Toxic Bachelors
- First edition
- Author: Danielle Steel
- Language: English
- Publisher: Delacorte Press
- Publication date: October 2005
- Publication place: United States
- Media type: Print (hardback & paperback)
- Pages: 336 pp
- ISBN: 978-0-385-33827-1
- OCLC: 56590761
- Dewey Decimal: 813/.54 22
- LC Class: PS3569.T33828 T69 2005

= Toxic Bachelors =

2005 novel by Danielle Steel

Toxic Bachelors is a novel by Danielle Steel, published by Delacorte Press in October 2005. It is Steel's sixty-seventh novel.

==Synopsis==
The main characters are Charlie Harrington, a philanthropist with high expectations in women; Adam Weiss, a celebrity lawyer who likes young, fun women for short-term purposes; and Gray Hawk, an artist who is drawn into troubled relationships.

Every year they cruise the Mediterranean on Charlie's yacht together until they each find love. Charlie falls in love with a social worker who is far from his ideal woman. Adam gets involved with a young but smart woman whilst Gray falls for a businesswoman and mother.

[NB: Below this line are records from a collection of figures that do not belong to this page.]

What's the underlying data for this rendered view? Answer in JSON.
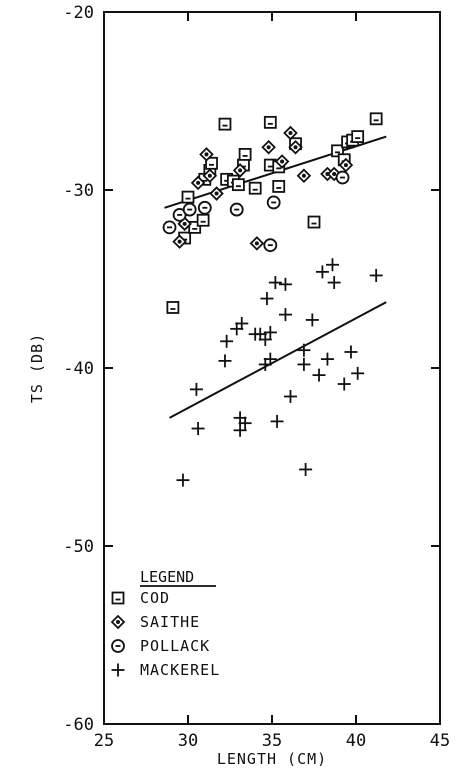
{
  "chart_data": {
    "type": "scatter",
    "title": "",
    "xlabel": "LENGTH (CM)",
    "ylabel": "TS (DB)",
    "xlim": [
      25,
      45
    ],
    "ylim": [
      -60,
      -20
    ],
    "xticks": [
      25,
      30,
      35,
      40,
      45
    ],
    "yticks": [
      -20,
      -30,
      -40,
      -50,
      -60
    ],
    "grid": false,
    "legend": {
      "title": "LEGEND",
      "placement": "bottom-left",
      "entries": [
        "COD",
        "SAITHE",
        "POLLACK",
        "MACKEREL"
      ]
    },
    "series": [
      {
        "name": "COD",
        "marker": "square-dot",
        "points": [
          [
            29.1,
            -36.6
          ],
          [
            29.8,
            -32.7
          ],
          [
            30.0,
            -30.4
          ],
          [
            30.4,
            -32.1
          ],
          [
            30.9,
            -31.7
          ],
          [
            31.0,
            -29.4
          ],
          [
            31.3,
            -28.9
          ],
          [
            31.4,
            -28.5
          ],
          [
            32.2,
            -26.3
          ],
          [
            32.3,
            -29.4
          ],
          [
            32.7,
            -29.5
          ],
          [
            33.0,
            -29.7
          ],
          [
            33.3,
            -28.6
          ],
          [
            33.4,
            -28.0
          ],
          [
            34.0,
            -29.9
          ],
          [
            34.9,
            -26.2
          ],
          [
            34.9,
            -28.6
          ],
          [
            35.4,
            -28.7
          ],
          [
            35.4,
            -29.8
          ],
          [
            36.4,
            -27.4
          ],
          [
            37.5,
            -31.8
          ],
          [
            38.9,
            -27.8
          ],
          [
            39.3,
            -28.3
          ],
          [
            39.5,
            -27.3
          ],
          [
            39.8,
            -27.2
          ],
          [
            40.1,
            -27.0
          ],
          [
            41.2,
            -26.0
          ]
        ]
      },
      {
        "name": "SAITHE",
        "marker": "diamond-dot",
        "points": [
          [
            29.5,
            -32.9
          ],
          [
            29.8,
            -31.9
          ],
          [
            30.6,
            -29.6
          ],
          [
            31.1,
            -28.0
          ],
          [
            31.3,
            -29.2
          ],
          [
            31.7,
            -30.2
          ],
          [
            33.1,
            -28.9
          ],
          [
            34.1,
            -33.0
          ],
          [
            34.8,
            -27.6
          ],
          [
            35.6,
            -28.4
          ],
          [
            36.1,
            -26.8
          ],
          [
            36.4,
            -27.6
          ],
          [
            36.9,
            -29.2
          ],
          [
            38.3,
            -29.1
          ],
          [
            38.7,
            -29.1
          ],
          [
            39.4,
            -28.6
          ]
        ]
      },
      {
        "name": "POLLACK",
        "marker": "circle-dot",
        "points": [
          [
            28.9,
            -32.1
          ],
          [
            29.5,
            -31.4
          ],
          [
            30.1,
            -31.1
          ],
          [
            31.0,
            -31.0
          ],
          [
            32.9,
            -31.1
          ],
          [
            34.9,
            -33.1
          ],
          [
            35.1,
            -30.7
          ],
          [
            39.2,
            -29.3
          ]
        ]
      },
      {
        "name": "MACKEREL",
        "marker": "plus",
        "points": [
          [
            29.7,
            -46.3
          ],
          [
            30.5,
            -41.2
          ],
          [
            30.6,
            -43.4
          ],
          [
            32.2,
            -39.6
          ],
          [
            32.3,
            -38.5
          ],
          [
            32.9,
            -37.8
          ],
          [
            33.1,
            -42.8
          ],
          [
            33.1,
            -43.5
          ],
          [
            33.2,
            -37.5
          ],
          [
            33.4,
            -43.1
          ],
          [
            34.0,
            -38.1
          ],
          [
            34.3,
            -38.1
          ],
          [
            34.6,
            -38.4
          ],
          [
            34.6,
            -39.8
          ],
          [
            34.7,
            -36.1
          ],
          [
            34.9,
            -39.5
          ],
          [
            34.9,
            -38.0
          ],
          [
            35.2,
            -35.2
          ],
          [
            35.3,
            -43.0
          ],
          [
            35.8,
            -35.3
          ],
          [
            35.8,
            -37.0
          ],
          [
            36.1,
            -41.6
          ],
          [
            36.9,
            -39.8
          ],
          [
            36.9,
            -39.0
          ],
          [
            37.0,
            -45.7
          ],
          [
            37.4,
            -37.3
          ],
          [
            37.8,
            -40.4
          ],
          [
            38.0,
            -34.6
          ],
          [
            38.3,
            -39.5
          ],
          [
            38.6,
            -34.2
          ],
          [
            38.7,
            -35.2
          ],
          [
            39.3,
            -40.9
          ],
          [
            39.7,
            -39.1
          ],
          [
            40.1,
            -40.3
          ],
          [
            41.2,
            -34.8
          ]
        ]
      }
    ],
    "fit_lines": [
      {
        "group": "COD, SAITHE, POLLACK",
        "x": [
          28.6,
          41.8
        ],
        "y": [
          -31.0,
          -27.0
        ]
      },
      {
        "group": "MACKEREL",
        "x": [
          28.9,
          41.8
        ],
        "y": [
          -42.8,
          -36.3
        ]
      }
    ]
  }
}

Leading up to their subsequent cruise, the circumstances of each man have changed since the previous year. Following new romantic relationships and personal developments, the group undergoes a change from their former social habits toward long-term committed partnerships.

==Background==
The phrase "Toxic Bachelor" was coined by Sex and the City writer Candace Bushnell's original "Sex & The City" columns in the New York Observer and used in the first episode: "(Freeze frame, subtitles read: Peter Mason – Advertising Executive – Toxic Batchelor; Aired 06/06/'98.